Below is my using script:

# test.py
import torch
from PIL import Image
from transformers import AutoModel, AutoTokenizer
from accelerate import dispatch_model, infer_auto_device_map

def load_model(checkpoint):
    from accelerate import init_empty_weights, infer_auto_device_map, load_checkpoint_in_model, dispatch_model
    from transformers import AutoConfig

    max_memory_each_gpu = '10GiB' # Define the maximum memory to use on each gpu, here we suggest using a balanced value, because the weight is not everything, the intermediate activation value also uses GPU memory (10GiB < 16GiB)
    gpu_device_ids = [0, 1, 2] # Define which gpu to use (now we have two GPUs, each has 16GiB memory)
    no_split_module_classes = ["LlamaDecoderLayer"]
    max_memory = {
        device_id: max_memory_each_gpu for device_id in gpu_device_ids
    }

    config = AutoConfig.from_pretrained(
        checkpoint, 
        trust_remote_code=True
    )

    with init_empty_weights():
        model = AutoModel.from_config(
            config, 
            torch_dtype=torch.float16, 
            trust_remote_code=True
        )
    print(model)
    device_map = infer_auto_device_map(
        model,
        max_memory=max_memory, no_split_module_classes=no_split_module_classes
    )

    print("auto determined device_map", device_map)
    device_map["llm.model.embed_tokens"] = 0
    device_map["llm.model.layers.0"] = 0
    device_map["llm.model.layers.15"] = 1
    device_map["llm.model.layers.16"] = 1
    device_map["llm.model.layers.17"] = 1
    device_map["llm.model.layers.18"] = 1

    device_map["llm.lm_head"] = 0
    device_map["vpm"] = 1
    device_map["resampler"] = 1

    print("modified device_map", device_map)
    print(checkpoint)
    load_checkpoint_in_model(
        model, 
        "/root/.cache/huggingface/hub/models--openbmb--MiniCPM-Llama3-V-2_5/snapshots/21b10cdb728c15a5aa7c616732f049927aab1af3/", 
        device_map=device_map)

    model = dispatch_model(
        model, 
        device_map=device_map
    )

    torch.set_grad_enabled(False)

    return model 

print(model.hf_device_map)
tokenizer = AutoTokenizer.from_pretrained('openbmb/MiniCPM-Llama3-V-2_5', trust_remote_code=True, device_map="auto")
print(tokenizer.chat_template)
model.eval()

image = Image.open('image_path.jpg').convert('RGB')

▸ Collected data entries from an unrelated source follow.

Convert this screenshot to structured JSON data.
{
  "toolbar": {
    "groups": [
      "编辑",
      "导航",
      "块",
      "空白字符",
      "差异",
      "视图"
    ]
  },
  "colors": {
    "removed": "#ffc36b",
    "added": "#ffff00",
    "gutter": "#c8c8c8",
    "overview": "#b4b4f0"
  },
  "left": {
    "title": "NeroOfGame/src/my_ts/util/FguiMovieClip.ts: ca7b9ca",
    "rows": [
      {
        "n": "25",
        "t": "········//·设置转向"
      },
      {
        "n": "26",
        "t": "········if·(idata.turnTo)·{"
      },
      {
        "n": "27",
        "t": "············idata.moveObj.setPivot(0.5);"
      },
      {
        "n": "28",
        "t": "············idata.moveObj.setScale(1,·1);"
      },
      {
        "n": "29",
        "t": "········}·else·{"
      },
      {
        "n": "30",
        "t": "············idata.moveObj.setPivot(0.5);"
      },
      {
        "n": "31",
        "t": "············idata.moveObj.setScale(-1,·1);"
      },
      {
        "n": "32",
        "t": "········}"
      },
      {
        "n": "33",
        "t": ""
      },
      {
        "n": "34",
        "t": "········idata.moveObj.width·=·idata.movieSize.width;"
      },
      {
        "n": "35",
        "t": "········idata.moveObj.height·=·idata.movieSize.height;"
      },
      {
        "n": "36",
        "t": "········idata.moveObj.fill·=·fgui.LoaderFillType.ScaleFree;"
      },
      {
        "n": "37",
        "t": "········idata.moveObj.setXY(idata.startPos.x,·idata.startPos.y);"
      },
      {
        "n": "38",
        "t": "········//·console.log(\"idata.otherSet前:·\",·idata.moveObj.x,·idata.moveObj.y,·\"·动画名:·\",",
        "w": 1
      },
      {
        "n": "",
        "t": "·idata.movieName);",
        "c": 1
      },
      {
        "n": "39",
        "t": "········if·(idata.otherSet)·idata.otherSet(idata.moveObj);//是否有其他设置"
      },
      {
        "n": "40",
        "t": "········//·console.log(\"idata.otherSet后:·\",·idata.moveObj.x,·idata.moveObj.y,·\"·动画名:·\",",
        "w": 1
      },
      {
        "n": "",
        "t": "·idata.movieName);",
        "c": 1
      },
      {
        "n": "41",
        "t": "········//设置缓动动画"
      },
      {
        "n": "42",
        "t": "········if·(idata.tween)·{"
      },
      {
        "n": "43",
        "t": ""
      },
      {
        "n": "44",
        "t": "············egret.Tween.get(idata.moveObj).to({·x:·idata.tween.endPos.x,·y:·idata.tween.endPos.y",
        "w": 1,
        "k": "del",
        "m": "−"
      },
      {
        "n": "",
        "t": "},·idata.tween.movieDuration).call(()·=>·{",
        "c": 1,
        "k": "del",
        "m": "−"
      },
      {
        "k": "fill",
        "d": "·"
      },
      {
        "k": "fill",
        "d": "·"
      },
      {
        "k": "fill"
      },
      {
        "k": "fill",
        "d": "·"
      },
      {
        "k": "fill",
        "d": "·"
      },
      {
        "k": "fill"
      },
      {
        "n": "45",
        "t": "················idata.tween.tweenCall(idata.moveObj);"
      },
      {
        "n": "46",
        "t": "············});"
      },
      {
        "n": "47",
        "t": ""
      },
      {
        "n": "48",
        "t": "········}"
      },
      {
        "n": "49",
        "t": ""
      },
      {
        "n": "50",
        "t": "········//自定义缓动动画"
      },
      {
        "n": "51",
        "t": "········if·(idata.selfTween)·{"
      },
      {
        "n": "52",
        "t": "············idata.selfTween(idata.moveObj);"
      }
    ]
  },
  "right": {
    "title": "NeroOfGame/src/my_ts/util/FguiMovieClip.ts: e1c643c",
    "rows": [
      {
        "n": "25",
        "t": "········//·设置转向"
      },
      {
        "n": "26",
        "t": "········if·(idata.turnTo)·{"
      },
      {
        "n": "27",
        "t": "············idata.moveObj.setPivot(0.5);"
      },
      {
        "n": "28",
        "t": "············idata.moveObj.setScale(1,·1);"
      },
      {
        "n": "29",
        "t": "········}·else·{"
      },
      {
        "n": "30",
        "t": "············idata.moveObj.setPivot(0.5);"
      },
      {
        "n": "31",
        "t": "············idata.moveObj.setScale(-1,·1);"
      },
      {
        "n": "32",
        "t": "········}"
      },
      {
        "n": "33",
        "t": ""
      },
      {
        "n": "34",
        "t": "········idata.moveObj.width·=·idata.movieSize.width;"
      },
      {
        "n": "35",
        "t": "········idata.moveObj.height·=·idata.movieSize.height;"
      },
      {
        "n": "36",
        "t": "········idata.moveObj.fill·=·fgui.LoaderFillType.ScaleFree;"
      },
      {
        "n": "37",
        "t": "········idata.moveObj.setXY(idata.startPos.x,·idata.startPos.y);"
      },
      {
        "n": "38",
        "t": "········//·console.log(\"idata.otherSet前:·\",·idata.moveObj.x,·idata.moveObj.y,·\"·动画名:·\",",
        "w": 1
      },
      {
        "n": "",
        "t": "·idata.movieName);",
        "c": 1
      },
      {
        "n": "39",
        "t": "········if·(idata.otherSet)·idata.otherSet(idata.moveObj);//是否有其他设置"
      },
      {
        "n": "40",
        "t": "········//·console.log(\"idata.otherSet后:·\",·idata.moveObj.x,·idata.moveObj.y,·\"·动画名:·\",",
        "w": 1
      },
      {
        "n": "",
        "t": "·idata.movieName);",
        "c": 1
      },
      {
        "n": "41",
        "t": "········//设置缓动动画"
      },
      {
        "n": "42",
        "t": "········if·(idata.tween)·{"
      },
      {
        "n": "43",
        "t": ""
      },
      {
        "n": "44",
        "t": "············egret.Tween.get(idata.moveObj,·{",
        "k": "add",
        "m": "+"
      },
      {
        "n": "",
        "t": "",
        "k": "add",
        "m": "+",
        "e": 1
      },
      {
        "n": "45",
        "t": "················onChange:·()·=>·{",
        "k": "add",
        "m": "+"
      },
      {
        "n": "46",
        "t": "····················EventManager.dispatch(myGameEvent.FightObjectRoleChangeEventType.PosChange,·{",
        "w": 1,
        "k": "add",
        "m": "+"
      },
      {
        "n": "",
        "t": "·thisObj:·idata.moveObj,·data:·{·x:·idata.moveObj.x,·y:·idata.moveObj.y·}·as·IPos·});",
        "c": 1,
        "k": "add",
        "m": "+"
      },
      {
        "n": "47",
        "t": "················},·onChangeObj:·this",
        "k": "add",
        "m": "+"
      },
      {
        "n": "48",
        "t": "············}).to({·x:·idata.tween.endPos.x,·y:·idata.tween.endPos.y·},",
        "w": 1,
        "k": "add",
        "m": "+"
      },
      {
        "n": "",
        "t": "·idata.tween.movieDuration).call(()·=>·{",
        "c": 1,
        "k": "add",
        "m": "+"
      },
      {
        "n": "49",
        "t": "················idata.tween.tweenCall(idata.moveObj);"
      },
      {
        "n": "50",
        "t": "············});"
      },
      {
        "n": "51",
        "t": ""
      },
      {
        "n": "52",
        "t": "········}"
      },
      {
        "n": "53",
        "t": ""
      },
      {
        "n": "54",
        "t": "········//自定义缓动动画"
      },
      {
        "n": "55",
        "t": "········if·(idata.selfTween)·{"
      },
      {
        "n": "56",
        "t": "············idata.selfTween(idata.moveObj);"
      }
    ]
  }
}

question = "extract data from this image receipt, return only json without any additional text or Markdown formatting with the following keys:\n`total_quantity`: total quantity of products in this invoice\n`time`: time of exporting this receipt, in timestamp format\n`type`: category of the merchant\n`total_money`: total amount in this invoice\n`products`: A list of objects containing the following keys (keys in the bracket): (`product_vat`: VAT applied to the product purchased in this invoice, `product_discount_money`: discount amount for the product in this invoice, `product_code`: code of the product purchased in this invoice, `product_discount_retail_money`: retail discount amount for the product, `product_original_price`: original amount to be paid for the product in this invoice (before any discounts or taxes), `product_discount_price`: price after discount applied to the product, `product_discount_wholesale_money`: wholesale discount amount for the product, `product_name`: name of the product purchased in this invoice, `product_total_original_money`: total original amount to be paid for the product in this invoice (before any discounts or taxes), `product_amount`: amount of the product purchased in this invoice, `product_unit_price`: price per unit of the product purchased in this invoice, `product_total_money`: total amount to be paid for the product in this invoice)\n`staff`: name or ID of the staff exporting this invoice, printed in this invoice\n`tax_number`: taxation number displayed on this receipt\n`name`: title of the store exporting the receipt\n`receipt_number`: serial number of this receipt\n`date`: date of exporting this receipt\nReturn blank if you unsure about any information"

msgs = [{'role': 'user', 'content': question}]

res = model.chat(
    image=image,
    msgs=msgs,
    tokenizer=tokenizer,
    sampling=False,
    temperature=0.8,
    repetition_penalty=1.2,
    num_beams=3,
    max_new_tokens=4096
)
print("res", res)
Cuiunbo commented 3 weeks ago

Hi, which demo are you using? We have two versions, one for 2.0 and one for 2.5.